Remember to prune your butterfly bush in late winter or early spring, provide adequate care and maintenance, and enjoy the beautiful blooms!


Q: What is the common name for buddleia?

A: The common name for buddleia is butterfly bush.

Q: My butterfly bush is growing out of control. What should I do?

A: Butterfly bushes can get very big if not pruned regularly. It is best to prune them back in late winter or early spring to keep them to a manageable size. You can cut it back as much as 12 inches from the ground.

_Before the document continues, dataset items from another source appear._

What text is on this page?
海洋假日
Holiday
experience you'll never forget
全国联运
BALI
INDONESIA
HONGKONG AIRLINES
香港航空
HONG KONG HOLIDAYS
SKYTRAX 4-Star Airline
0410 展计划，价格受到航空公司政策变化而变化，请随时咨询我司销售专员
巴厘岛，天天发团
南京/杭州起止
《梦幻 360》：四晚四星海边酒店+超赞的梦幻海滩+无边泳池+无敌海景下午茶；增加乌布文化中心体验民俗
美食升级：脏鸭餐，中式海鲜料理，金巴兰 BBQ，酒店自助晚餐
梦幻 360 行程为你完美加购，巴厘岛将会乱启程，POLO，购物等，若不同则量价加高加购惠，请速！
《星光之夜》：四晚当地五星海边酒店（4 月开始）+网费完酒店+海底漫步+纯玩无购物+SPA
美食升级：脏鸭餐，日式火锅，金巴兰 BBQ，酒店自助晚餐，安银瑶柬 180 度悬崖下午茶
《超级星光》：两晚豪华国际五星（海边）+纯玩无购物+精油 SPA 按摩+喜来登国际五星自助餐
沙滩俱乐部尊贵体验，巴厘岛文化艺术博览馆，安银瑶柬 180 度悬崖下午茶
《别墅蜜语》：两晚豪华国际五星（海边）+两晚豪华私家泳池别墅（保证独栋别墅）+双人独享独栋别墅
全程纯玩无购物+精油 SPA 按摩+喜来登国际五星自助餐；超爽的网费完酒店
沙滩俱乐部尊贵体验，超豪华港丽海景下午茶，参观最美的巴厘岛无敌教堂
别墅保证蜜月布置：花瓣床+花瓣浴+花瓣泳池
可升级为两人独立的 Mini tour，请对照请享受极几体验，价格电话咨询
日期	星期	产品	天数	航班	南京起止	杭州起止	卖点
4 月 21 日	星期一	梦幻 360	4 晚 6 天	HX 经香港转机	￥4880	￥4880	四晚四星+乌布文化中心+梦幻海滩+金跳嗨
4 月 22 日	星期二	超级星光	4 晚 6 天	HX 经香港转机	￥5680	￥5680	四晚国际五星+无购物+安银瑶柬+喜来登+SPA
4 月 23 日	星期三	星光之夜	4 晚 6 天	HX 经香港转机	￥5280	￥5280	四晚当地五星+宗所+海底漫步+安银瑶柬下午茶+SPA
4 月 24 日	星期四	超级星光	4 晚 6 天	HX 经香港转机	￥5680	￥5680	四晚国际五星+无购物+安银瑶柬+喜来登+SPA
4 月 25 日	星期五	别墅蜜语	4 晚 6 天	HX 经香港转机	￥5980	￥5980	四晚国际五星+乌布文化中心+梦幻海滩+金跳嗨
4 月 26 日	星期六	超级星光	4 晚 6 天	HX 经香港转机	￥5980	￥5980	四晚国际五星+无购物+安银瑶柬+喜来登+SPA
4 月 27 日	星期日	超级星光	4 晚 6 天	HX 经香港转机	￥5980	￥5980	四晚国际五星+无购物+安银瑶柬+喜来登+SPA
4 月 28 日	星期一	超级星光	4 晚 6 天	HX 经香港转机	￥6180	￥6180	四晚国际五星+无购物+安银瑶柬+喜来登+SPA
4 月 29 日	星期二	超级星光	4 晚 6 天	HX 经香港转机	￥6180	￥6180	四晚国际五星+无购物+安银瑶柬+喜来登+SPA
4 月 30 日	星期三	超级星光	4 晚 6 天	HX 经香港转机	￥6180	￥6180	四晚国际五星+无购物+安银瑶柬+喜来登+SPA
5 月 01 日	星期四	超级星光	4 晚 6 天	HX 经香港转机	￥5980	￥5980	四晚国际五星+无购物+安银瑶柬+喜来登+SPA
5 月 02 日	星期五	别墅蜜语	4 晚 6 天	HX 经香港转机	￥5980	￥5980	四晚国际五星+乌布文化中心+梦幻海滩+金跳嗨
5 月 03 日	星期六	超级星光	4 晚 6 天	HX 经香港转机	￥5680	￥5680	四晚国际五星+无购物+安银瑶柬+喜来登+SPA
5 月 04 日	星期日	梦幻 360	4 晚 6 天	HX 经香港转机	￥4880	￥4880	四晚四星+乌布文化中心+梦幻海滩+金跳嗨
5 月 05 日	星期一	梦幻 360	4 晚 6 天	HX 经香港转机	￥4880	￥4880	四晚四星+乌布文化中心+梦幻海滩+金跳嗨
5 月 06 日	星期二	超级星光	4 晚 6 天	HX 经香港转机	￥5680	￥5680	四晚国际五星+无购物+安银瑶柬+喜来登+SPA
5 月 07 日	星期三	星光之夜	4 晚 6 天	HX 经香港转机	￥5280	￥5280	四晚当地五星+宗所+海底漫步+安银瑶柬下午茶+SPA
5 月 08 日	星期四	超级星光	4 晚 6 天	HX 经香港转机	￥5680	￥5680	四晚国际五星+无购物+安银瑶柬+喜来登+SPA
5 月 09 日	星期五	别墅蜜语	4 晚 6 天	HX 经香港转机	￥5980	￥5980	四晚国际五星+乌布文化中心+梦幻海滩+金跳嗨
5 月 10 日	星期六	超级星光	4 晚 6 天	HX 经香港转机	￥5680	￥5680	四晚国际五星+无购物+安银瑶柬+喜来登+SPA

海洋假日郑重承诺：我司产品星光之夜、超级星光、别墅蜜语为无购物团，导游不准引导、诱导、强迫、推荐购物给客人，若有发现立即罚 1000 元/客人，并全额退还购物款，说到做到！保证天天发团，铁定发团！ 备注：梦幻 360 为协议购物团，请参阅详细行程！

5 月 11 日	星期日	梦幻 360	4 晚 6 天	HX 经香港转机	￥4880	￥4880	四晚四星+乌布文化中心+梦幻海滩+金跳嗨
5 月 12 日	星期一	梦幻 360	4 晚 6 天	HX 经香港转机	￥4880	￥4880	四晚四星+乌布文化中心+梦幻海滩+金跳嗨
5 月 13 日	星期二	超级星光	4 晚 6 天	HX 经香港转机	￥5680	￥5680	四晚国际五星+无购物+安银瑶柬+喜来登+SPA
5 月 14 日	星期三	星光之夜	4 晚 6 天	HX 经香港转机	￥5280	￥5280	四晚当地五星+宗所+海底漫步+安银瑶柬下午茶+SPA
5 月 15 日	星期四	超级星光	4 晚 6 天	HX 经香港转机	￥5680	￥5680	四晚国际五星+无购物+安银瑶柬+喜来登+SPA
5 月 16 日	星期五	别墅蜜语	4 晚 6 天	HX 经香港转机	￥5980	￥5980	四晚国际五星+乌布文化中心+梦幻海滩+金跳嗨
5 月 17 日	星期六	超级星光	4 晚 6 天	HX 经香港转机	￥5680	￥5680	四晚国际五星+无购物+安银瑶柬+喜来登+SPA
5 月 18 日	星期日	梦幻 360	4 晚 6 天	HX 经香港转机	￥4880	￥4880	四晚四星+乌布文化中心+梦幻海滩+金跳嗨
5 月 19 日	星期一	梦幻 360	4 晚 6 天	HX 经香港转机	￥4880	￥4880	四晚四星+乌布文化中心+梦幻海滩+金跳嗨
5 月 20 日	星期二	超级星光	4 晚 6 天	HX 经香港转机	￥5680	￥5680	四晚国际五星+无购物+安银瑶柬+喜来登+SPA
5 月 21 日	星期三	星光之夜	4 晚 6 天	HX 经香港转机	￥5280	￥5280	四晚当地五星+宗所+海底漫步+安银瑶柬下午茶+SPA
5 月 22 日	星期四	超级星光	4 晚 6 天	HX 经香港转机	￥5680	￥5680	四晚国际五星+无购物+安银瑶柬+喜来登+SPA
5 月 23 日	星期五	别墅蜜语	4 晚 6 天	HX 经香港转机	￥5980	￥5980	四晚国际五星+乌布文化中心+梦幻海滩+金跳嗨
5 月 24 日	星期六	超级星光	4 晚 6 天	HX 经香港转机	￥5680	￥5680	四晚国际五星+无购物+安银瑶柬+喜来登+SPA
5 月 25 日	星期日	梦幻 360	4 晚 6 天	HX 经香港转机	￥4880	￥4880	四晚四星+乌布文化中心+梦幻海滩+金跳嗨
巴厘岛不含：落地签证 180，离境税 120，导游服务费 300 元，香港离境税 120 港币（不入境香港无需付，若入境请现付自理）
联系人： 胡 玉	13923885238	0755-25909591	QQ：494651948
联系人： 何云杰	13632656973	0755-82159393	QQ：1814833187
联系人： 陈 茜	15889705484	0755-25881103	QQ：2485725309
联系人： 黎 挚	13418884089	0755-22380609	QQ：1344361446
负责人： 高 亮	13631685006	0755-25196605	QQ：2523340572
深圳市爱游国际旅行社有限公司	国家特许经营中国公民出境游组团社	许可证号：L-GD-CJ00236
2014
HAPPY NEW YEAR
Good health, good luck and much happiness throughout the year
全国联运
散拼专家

Q: When is the best time to prune butterfly bushes?

A: It is best to prune butterfly bushes in late winter or early spring. They bloom on new wood, so pruning them back at this time will promote healthy growth and abundant blooms.

Q: I accidentally cut my butterfly bush back too much. Will it come back?

A: Butterfly bushes are very resilient and usually respond well to pruning. If you cut it back too much, it may be set back for a season, but it should come back beautifully the following year.

Q: Can I prune my butterfly bush in the middle of summer?

A: It’s generally best to prune butterfly bushes in late winter or early spring. However, if your bush is getting out of control, you can cut it back in late summer to promote new growth before the cooler temperatures of fall and winter.

Q: How do I prune a butterfly bush?

A: To prune a butterfly bush, use sharp, clean shears to cut back the branches to about 12 inches from the ground. This will help promote new growth and abundant blooms.

Q: My butterfly bush is taking over my garden. Can I plant a smaller butterfly bush?

A: Yes, there are many varieties of buddleia that grow to a more manageable size. Look for a smaller butterfly bush, such as the dwarf butterfly bush, which grows to only a few feet tall and wide.

Q: My butterfly bush lost its butterfly appeal. What can I do?

A: If your butterfly bush has lost its butterfly appeal, it could be due to pruning it at the wrong time, or it could be due to overcrowding. It’s best to prune it back early in the spring to promote new growth, and make sure it’s not competing with other plants for nutrients and sunlight.

Q: Can I cut a butterfly bush back to the ground?

A: Yes, you can cut a butterfly bush back to the ground if needed. It may take a season for it to fully recover, but it will send out new growth and bloom again.

Q: What is buddleia davidii?

A: Buddleia davidii is the scientific name for the butterfly bush. It is a deciduous shrub that grows in full sun and is known for its abundant blooms that attract butterflies.

Q: My butterfly bush is a tree bush. Is this normal?

A: Butterfly bush can be pruned into a tree form, but it is not the natural growth habit of the plant. If you prefer a bushier habit, prune it back to encourage new growth from the base.